回想: 私の出会った作家たち
回想: 私の出会った作家たち / 感想・レビュー
giant_nobita
文壇回顧録としては、著者自身の直接的な体験の比率が低くて物足りないのだが、遠藤周作・大岡昇平・円地文子に関して作家の人柄が伺われるエピソードが語られていて興味深く読んだ。カトリックの信徒にも拘らずサドに傾倒していた遠藤が、澁澤龍彦や三島由紀夫のようにサドを題材にした著作で評判を呼べず三島に複雑な心境を抱いていたという挿話や、大岡が佐伯を褒めていたのに書評でやっつけられて激怒したという話、円地の選考会における指弾ぶりが印象的だった。終章の小林秀雄に対する批判も率直でおもしろい。文章が悪文で鬱陶しいのは難。
2017/03/14
ホッタタカシ
文壇に顔の広い著者による作家・批評家の人物スケッチ。
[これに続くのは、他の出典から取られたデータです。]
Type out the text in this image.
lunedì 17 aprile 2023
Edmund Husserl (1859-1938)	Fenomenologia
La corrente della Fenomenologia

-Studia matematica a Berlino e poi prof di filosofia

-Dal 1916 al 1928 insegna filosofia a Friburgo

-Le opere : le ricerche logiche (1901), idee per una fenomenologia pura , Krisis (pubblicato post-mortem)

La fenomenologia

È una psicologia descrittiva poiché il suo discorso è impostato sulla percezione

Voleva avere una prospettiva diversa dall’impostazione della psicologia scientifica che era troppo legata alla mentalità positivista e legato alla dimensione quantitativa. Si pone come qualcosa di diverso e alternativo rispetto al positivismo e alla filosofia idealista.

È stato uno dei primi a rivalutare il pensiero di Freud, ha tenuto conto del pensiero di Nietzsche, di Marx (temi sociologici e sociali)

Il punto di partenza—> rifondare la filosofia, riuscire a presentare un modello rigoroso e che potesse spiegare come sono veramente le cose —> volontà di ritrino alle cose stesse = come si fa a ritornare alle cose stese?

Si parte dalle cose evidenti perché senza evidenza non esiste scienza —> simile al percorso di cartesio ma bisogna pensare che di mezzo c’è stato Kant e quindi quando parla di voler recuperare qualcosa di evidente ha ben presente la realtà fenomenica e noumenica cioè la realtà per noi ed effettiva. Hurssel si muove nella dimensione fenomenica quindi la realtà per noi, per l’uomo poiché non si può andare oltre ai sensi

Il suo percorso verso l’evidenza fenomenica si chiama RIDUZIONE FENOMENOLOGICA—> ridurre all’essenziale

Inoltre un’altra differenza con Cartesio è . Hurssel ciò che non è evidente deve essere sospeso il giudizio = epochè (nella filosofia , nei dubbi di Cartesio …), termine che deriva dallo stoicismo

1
ともに三島由紀夫と仲がよく、晩年に分厚い評伝を書いた村松剛と奥野健男だが、この二人は険悪だったとか、円地文子が中里恒子を認めていなかったとか、毒舌家の小林秀雄は後輩に厳しく、一番弟子の中村光夫は最大級の被害者でありつつそのことは書き残さず、作風の変化で返答しているとか、へぇ〜と思うエピソード満載。それぞれ親しかった人びとだろうに仕事への評価はなかなか厳しい部分もある。R・N・マッキノン、J・T・アラキという二人の日本文学研究者のことは初めて知った。